The list of other comics who appeared on Catch’s stage is longer than a punchline: Rodney Dangerfield, Freddie Prinze, Robert Klein, Chris Rock, Eddie Murphy, Larry David, Elayne Boosler, Jay Leno, Joy Behar, Ray Romano and Adam Sandler.

Irving Newman was born in the Bronx on Feb. 21, 1941, the youngest of four children. His father made ties in the garment district. His mother was a homemaker. Irving didn’t like his first name, so around age 6 he told people to call him Rick. The name stuck.

Newman excelled in drawing and planned to study graphic arts, but after graduating high school he started working in bars, managing several before he opened Catch a Rising Star.

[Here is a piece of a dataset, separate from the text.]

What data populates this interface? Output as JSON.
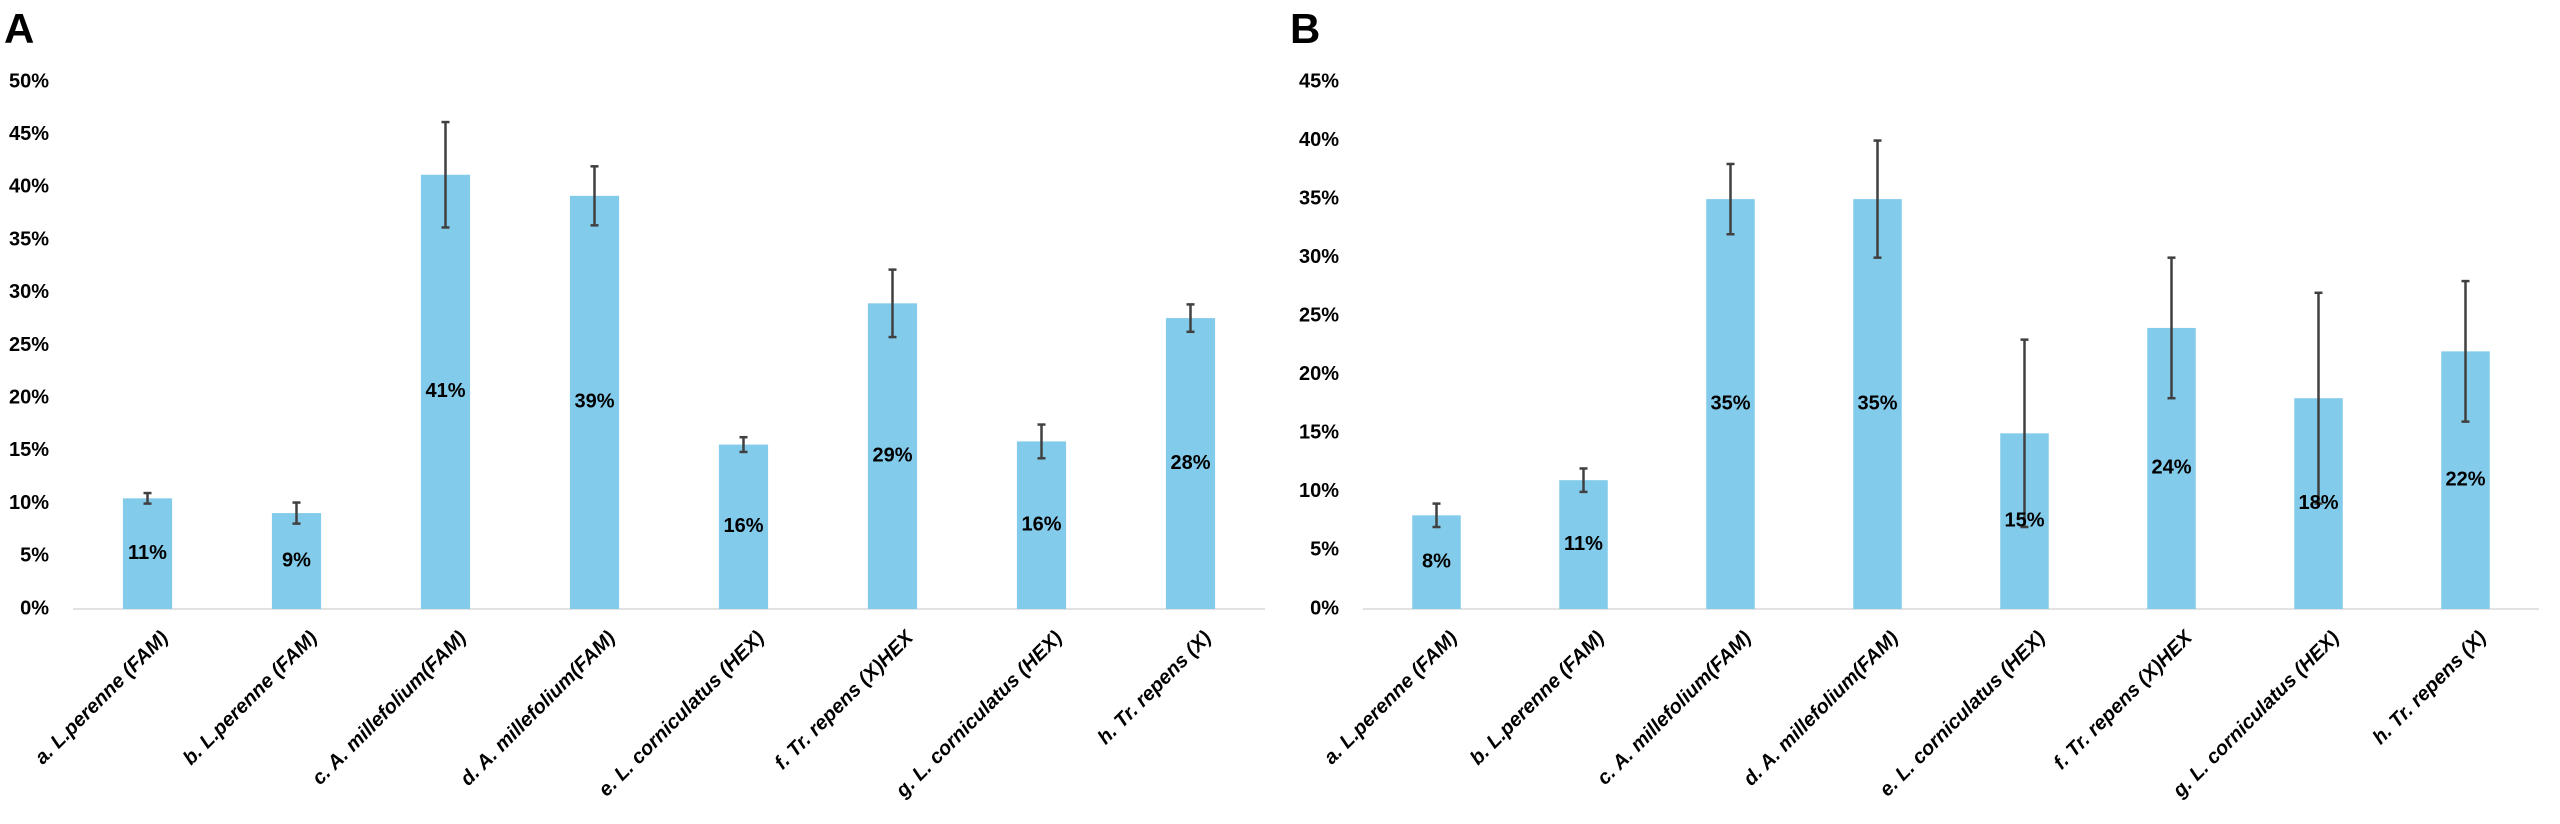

Newman’s greatest asset as the impresario of Catch a Rising Star was his personality. Budd Friedman, the founder of the Improv, could be gruff and intimidating, especially to newcomers. Newman could have been the host of “The Love Boat,” Lewis once said.

“The great thing about Catch a Rising Star was that the vibe was so lighthearted and so warm and filled with so much fun and joy,” Lewis said. “It was absolutely one of the one of the great venues in my career.”

Newman brought on Richard Fields as a partner in 1982, but they clashed, and Fields became the sole owner in 1986, trying to expand around the country. The original Catch location closed in 1993. Newman went on to produce other comedy ventures through the years, though none as big as Catch a Rising Star.

Survivors include his wife, the former Krysi Mulvihill, whom he married in 2003, and two children from a previous marriage to Tammy Newman.

Newman’s death, coming so close to Belzer’s, left Crystal thinking back to his early days at Catch, how he’d listen to a cassette tape recording of his set while driving home to his wife and their baby. Crystal was a substitute teacher then. He was also at a crossroads.

“Either I’m going to do this, this comedy that I always thought I could do,” Crystal said, “or I’m taking the teaching job I was just offered.”

He was grateful for the timing and how he seized it.

“If Rick wasn’t as welcoming, and if (Belzer) wasn’t as encouraging, I might be just grateful I had tenure as a teacher and that I still had my health benefits,” Crystal said, laughing.